Nvidia, AMD dip after report of new AI chip export caps

Mei Nakamura

After-hours move follows talk of tighter China sales limits

Shares of major U.S. AI chip suppliers edged lower in late trading Monday after a report said U.S. officials are weighing new restrictions on exports of advanced accelerators to Chinese buyers. Nvidia slipped 0.6% after hours and Advanced Micro Devices fell 0.5% following a Bloomberg account describing discussions inside the Trump administration about setting per customer purchase limits.

The proposal under consideration would cap Chinese companies at buying 75,000 units of Nvidia’s H200 chips each, according to people familiar with the deliberations cited in the report. The same framework would also apply to AMD’s MI325 accelerators, with those shipments counted toward a customer’s limit because of comparable performance and intended use.
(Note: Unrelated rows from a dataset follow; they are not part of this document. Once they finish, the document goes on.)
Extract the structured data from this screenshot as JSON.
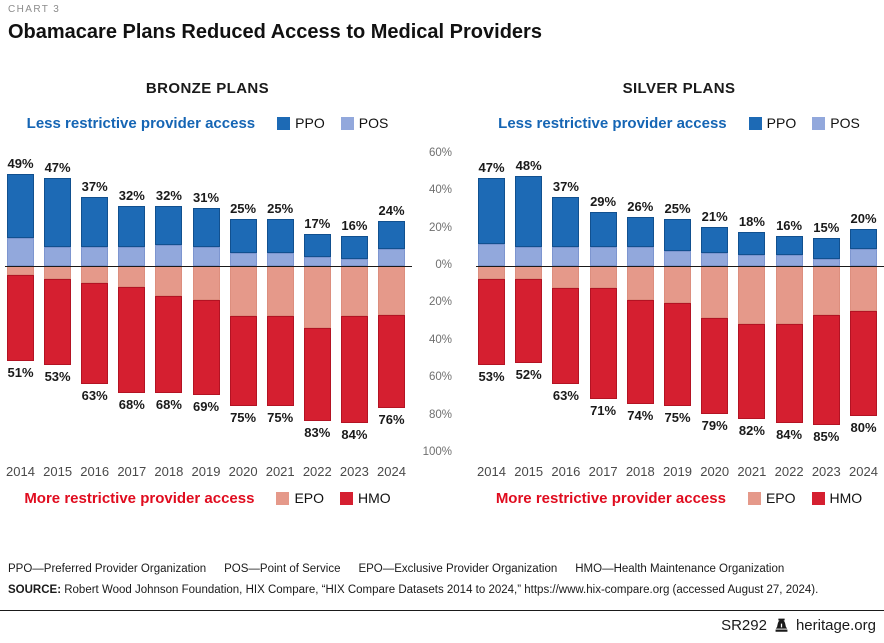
{
  "header": {
    "kicker": "CHART 3",
    "title": "Obamacare Plans Reduced Access to Medical Providers"
  },
  "colors": {
    "ppo": "#1d6ab5",
    "pos": "#92a8dc",
    "epo": "#e5998a",
    "hmo": "#d51f30",
    "legend_blue_text": "#1565b4",
    "legend_red_text": "#e00c1f"
  },
  "legend_top": {
    "caption": "Less restrictive provider access",
    "items": [
      {
        "label": "PPO"
      },
      {
        "label": "POS"
      }
    ]
  },
  "legend_bottom": {
    "caption": "More restrictive provider access",
    "items": [
      {
        "label": "EPO"
      },
      {
        "label": "HMO"
      }
    ]
  },
  "axis": {
    "ticks": [
      {
        "label": "60%",
        "value": 60
      },
      {
        "label": "40%",
        "value": 40
      },
      {
        "label": "20%",
        "value": 20
      },
      {
        "label": "0%",
        "value": 0
      },
      {
        "label": "20%",
        "value": -20
      },
      {
        "label": "40%",
        "value": -40
      },
      {
        "label": "60%",
        "value": -60
      },
      {
        "label": "80%",
        "value": -80
      },
      {
        "label": "100%",
        "value": -100
      }
    ]
  },
  "chart_data": [
    {
      "type": "bar",
      "subtype": "diverging-stacked",
      "title": "BRONZE PLANS",
      "years": [
        "2014",
        "2015",
        "2016",
        "2017",
        "2018",
        "2019",
        "2020",
        "2021",
        "2022",
        "2023",
        "2024"
      ],
      "series": [
        {
          "name": "PPO",
          "values": [
            34,
            37,
            27,
            22,
            21,
            21,
            18,
            18,
            12,
            12,
            15
          ]
        },
        {
          "name": "POS",
          "values": [
            15,
            10,
            10,
            10,
            11,
            10,
            7,
            7,
            5,
            4,
            9
          ]
        },
        {
          "name": "EPO",
          "values": [
            5,
            7,
            9,
            11,
            16,
            18,
            27,
            27,
            33,
            27,
            26
          ]
        },
        {
          "name": "HMO",
          "values": [
            46,
            46,
            54,
            57,
            52,
            51,
            48,
            48,
            50,
            57,
            50
          ]
        }
      ],
      "labels_above": [
        "49%",
        "47%",
        "37%",
        "32%",
        "32%",
        "31%",
        "25%",
        "25%",
        "17%",
        "16%",
        "24%"
      ],
      "labels_below": [
        "51%",
        "53%",
        "63%",
        "68%",
        "68%",
        "69%",
        "75%",
        "75%",
        "83%",
        "84%",
        "76%"
      ],
      "ylim": [
        -100,
        60
      ],
      "grid": false
    },
    {
      "type": "bar",
      "subtype": "diverging-stacked",
      "title": "SILVER PLANS",
      "years": [
        "2014",
        "2015",
        "2016",
        "2017",
        "2018",
        "2019",
        "2020",
        "2021",
        "2022",
        "2023",
        "2024"
      ],
      "series": [
        {
          "name": "PPO",
          "values": [
            35,
            38,
            27,
            19,
            16,
            17,
            14,
            12,
            10,
            11,
            11
          ]
        },
        {
          "name": "POS",
          "values": [
            12,
            10,
            10,
            10,
            10,
            8,
            7,
            6,
            6,
            4,
            9
          ]
        },
        {
          "name": "EPO",
          "values": [
            7,
            7,
            12,
            12,
            18,
            20,
            28,
            31,
            31,
            26,
            24
          ]
        },
        {
          "name": "HMO",
          "values": [
            46,
            45,
            51,
            59,
            56,
            55,
            51,
            51,
            53,
            59,
            56
          ]
        }
      ],
      "labels_above": [
        "47%",
        "48%",
        "37%",
        "29%",
        "26%",
        "25%",
        "21%",
        "18%",
        "16%",
        "15%",
        "20%"
      ],
      "labels_below": [
        "53%",
        "52%",
        "63%",
        "71%",
        "74%",
        "75%",
        "79%",
        "82%",
        "84%",
        "85%",
        "80%"
      ],
      "ylim": [
        -100,
        60
      ],
      "grid": false
    }
  ],
  "footer": {
    "definitions": [
      "PPO—Preferred Provider Organization",
      "POS—Point of Service",
      "EPO—Exclusive Provider Organization",
      "HMO—Health Maintenance Organization"
    ],
    "source_label": "SOURCE:",
    "source_text": " Robert Wood Johnson Foundation, HIX Compare, “HIX Compare Datasets 2014 to 2024,” https://www.hix-compare.org (accessed August 27, 2024).",
    "doc_id": "SR292",
    "site": "heritage.org"
  }
}
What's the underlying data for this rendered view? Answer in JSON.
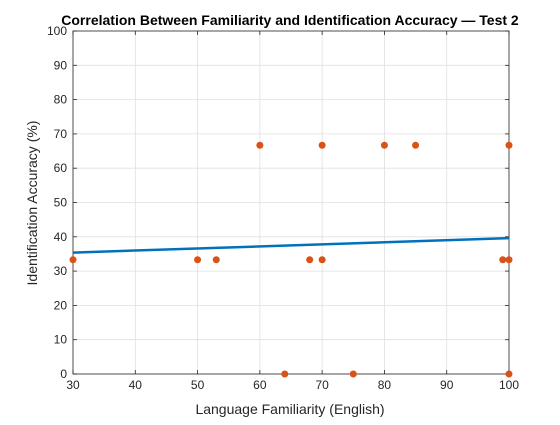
{
  "chart_data": {
    "type": "scatter",
    "title": "Correlation Between Familiarity and Identification Accuracy — Test 2",
    "xlabel": "Language Familiarity (English)",
    "ylabel": "Identification Accuracy (%)",
    "xlim": [
      30,
      100
    ],
    "ylim": [
      0,
      100
    ],
    "x_ticks": [
      30,
      40,
      50,
      60,
      70,
      80,
      90,
      100
    ],
    "y_ticks": [
      0,
      10,
      20,
      30,
      40,
      50,
      60,
      70,
      80,
      90,
      100
    ],
    "grid": true,
    "series": [
      {
        "kind": "points",
        "color": "#d95319",
        "x": [
          30,
          50,
          53,
          60,
          64,
          68,
          70,
          70,
          75,
          80,
          85,
          99,
          100,
          100,
          100
        ],
        "y": [
          33.3,
          33.3,
          33.3,
          66.7,
          0,
          33.3,
          66.7,
          33.3,
          0,
          66.7,
          66.7,
          33.3,
          33.3,
          66.7,
          0
        ]
      },
      {
        "kind": "fit-line",
        "color": "#0072bd",
        "x": [
          30,
          100
        ],
        "y": [
          35.4,
          39.6
        ]
      }
    ]
  }
}
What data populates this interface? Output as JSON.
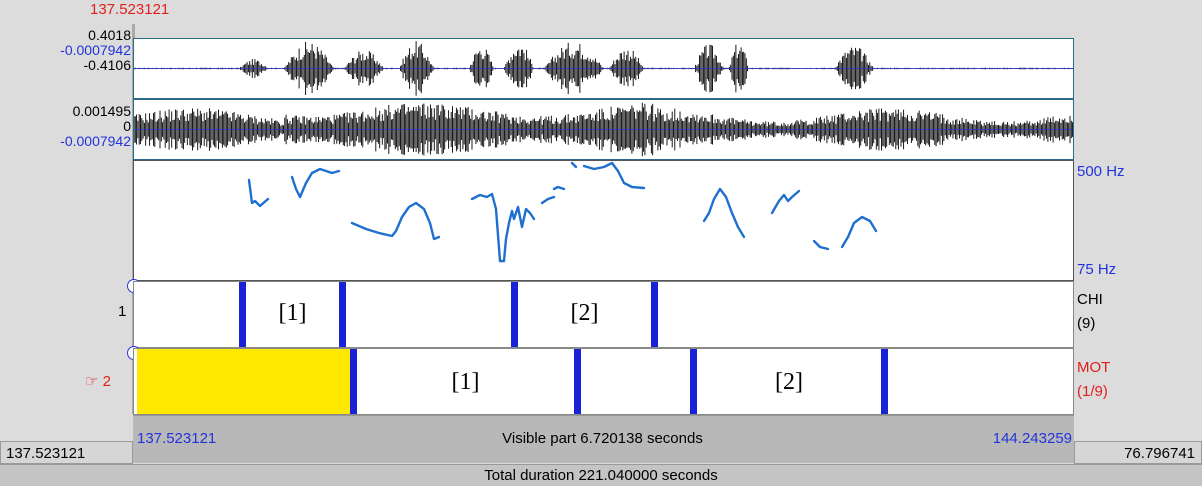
{
  "cursor_time": "137.523121",
  "waveform_ch1": {
    "max": "0.4018",
    "mid": "-0.0007942",
    "min": "-0.4106"
  },
  "waveform_ch2": {
    "max": "0.001495",
    "mid": "0",
    "min": "-0.0007942"
  },
  "pitch": {
    "top_label": "500 Hz",
    "bottom_label": "75 Hz"
  },
  "tiers": [
    {
      "number": "1",
      "name": "CHI",
      "count": "(9)",
      "selected": false,
      "intervals": [
        "[1]",
        "[2]"
      ]
    },
    {
      "number": "2",
      "marker": "☞",
      "name": "MOT",
      "count": "(1/9)",
      "selected": true,
      "intervals": [
        "[1]",
        "[2]"
      ]
    }
  ],
  "footer": {
    "left_outer": "137.523121",
    "visible_start": "137.523121",
    "visible_part": "Visible part 6.720138 seconds",
    "visible_end": "144.243259",
    "right_outer": "76.796741",
    "total_duration": "Total duration 221.040000 seconds"
  },
  "colors": {
    "selection": "#ffe800",
    "boundary": "#1a22d8",
    "pitch": "#1f6fd0",
    "red": "#e0201c",
    "blue": "#2233dd"
  }
}
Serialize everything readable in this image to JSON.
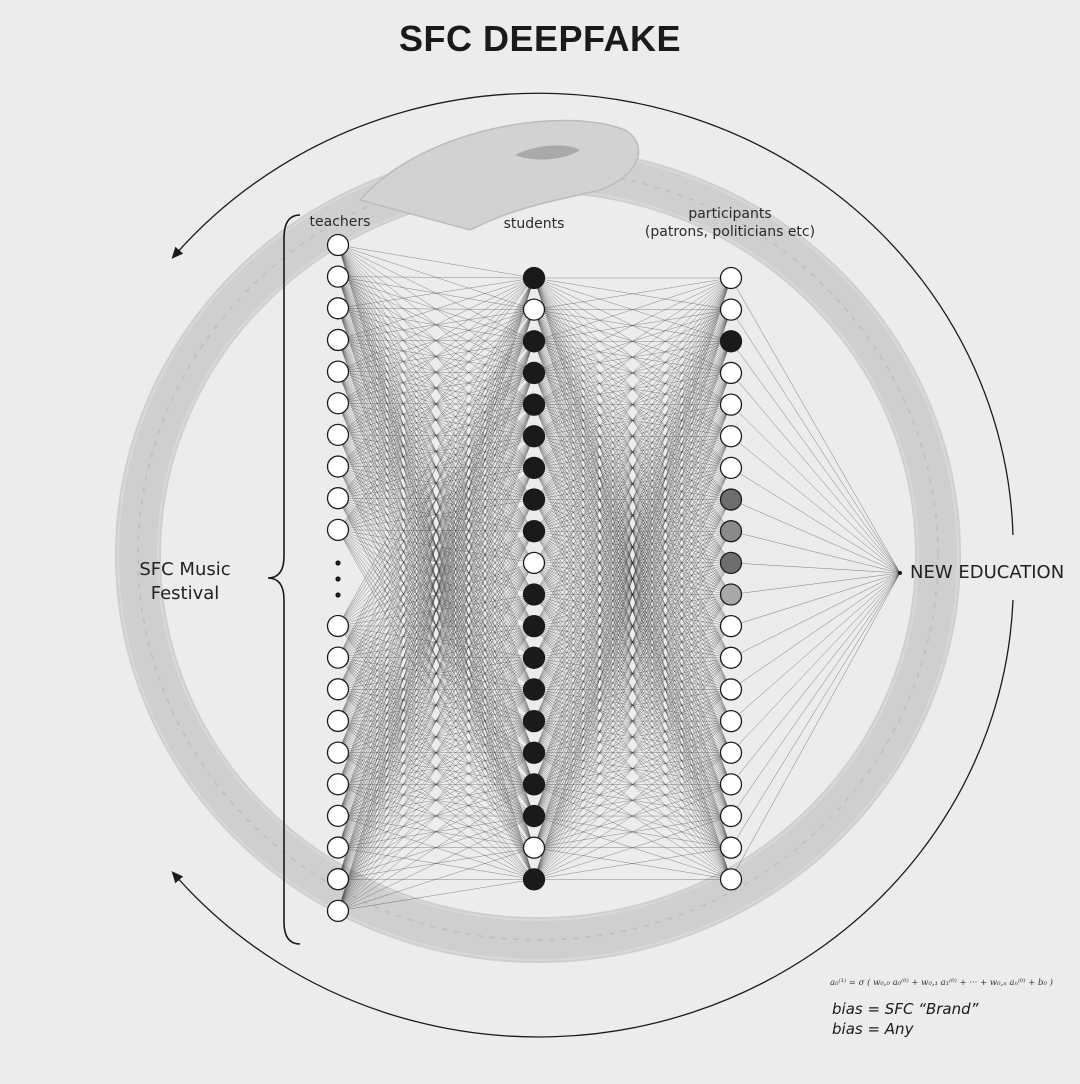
{
  "title": "SFC DEEPFAKE",
  "labels": {
    "teachers": "teachers",
    "students": "students",
    "participants_line1": "participants",
    "participants_line2": "(patrons, politicians etc)",
    "festival_line1": "SFC Music",
    "festival_line2": "Festival",
    "output": "NEW EDUCATION"
  },
  "formula": "a₀⁽¹⁾ = σ ( w₀,₀ a₀⁽⁰⁾ + w₀,₁ a₁⁽⁰⁾ + ··· + w₀,ₙ aₙ⁽⁰⁾ + b₀ )",
  "bias_lines": [
    "bias = SFC “Brand”",
    "bias = Any"
  ],
  "network": {
    "teachers": {
      "top_group": [
        "empty",
        "empty",
        "empty",
        "empty",
        "empty",
        "empty",
        "empty",
        "empty",
        "empty",
        "empty"
      ],
      "ellipsis": true,
      "bottom_group": [
        "empty",
        "empty",
        "empty",
        "empty",
        "empty",
        "empty",
        "empty",
        "empty",
        "empty",
        "empty"
      ]
    },
    "students": [
      "black",
      "empty",
      "black",
      "black",
      "black",
      "black",
      "black",
      "black",
      "black",
      "empty",
      "black",
      "black",
      "black",
      "black",
      "black",
      "black",
      "black",
      "black",
      "empty",
      "black"
    ],
    "participants": [
      "empty",
      "empty",
      "black",
      "empty",
      "empty",
      "empty",
      "empty",
      "gray-dark",
      "gray-mid",
      "gray-dark",
      "gray-light",
      "empty",
      "empty",
      "empty",
      "empty",
      "empty",
      "empty",
      "empty",
      "empty",
      "empty"
    ]
  },
  "colors": {
    "background": "#ececec",
    "black": "#1a1a1a",
    "gray-dark": "#6e6e6e",
    "gray-mid": "#8a8a8a",
    "gray-light": "#a8a8a8",
    "empty": "#ffffff",
    "serpent": "#c9c9c9"
  }
}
These processors are used to train and run artificial intelligence models, a category of demand that has become a key revenue driver for U.S. chipmakers and a strategic focus for policymakers seeking to manage the diffusion of high end computing capability.

Requested volumes from Chinese buyers exceed proposed ceiling

The reported per customer cap would be materially below what some large Chinese technology firms have indicated they want to purchase. According to the report, companies such as Alibaba Group Holding and ByteDance privately told Nvidia they would like to buy more than twice the proposed limit, highlighting the scale of demand tied to model development and deployment.

For suppliers, the difference between requested volumes and allowed volumes can influence revenue expectations and production planning, particularly when a small number of buyers drive a large share of order interest. The report suggested that most applications currently being processed involve a limited group of China’s biggest technology companies, making any customer level ceiling especially meaningful in practice.

Overall China shipments could still be large under an upper bound

Even with per customer restrictions, the report said total exports to China could still reach as many as one million units, citing an upper boundary set earlier in the regulatory process by Trump’s team. That figure would represent a high aggregate ceiling, but the distribution would change under a customer cap model.

Under the framework described, the dominant Chinese applicants would be constrained from placing orders at the levels they have requested. Collectively, those large firms could receive only hundreds of thousands of accelerators at most if each is limited to the stated cap, even if the overall maximum for the country remains high.

Policy uncertainty becomes another variable for AI chip demand

The report adds another layer of uncertainty for investors evaluating the growth outlook for leading AI chip suppliers. While the details remain under discussion, per customer caps would create a more granular restriction mechanism than a simple countrywide limit, potentially reshaping how Chinese demand is allocated across firms and time periods.

For Nvidia and AMD, the immediate market reaction was modest, but the policy debate is closely watched because these accelerators are central to the infrastructure required to build and operate AI systems. Any cap that changes the scale or predictability of shipments to top Chinese technology groups could influence near term sales visibility and the longer term competitive landscape for high performance computing hardware.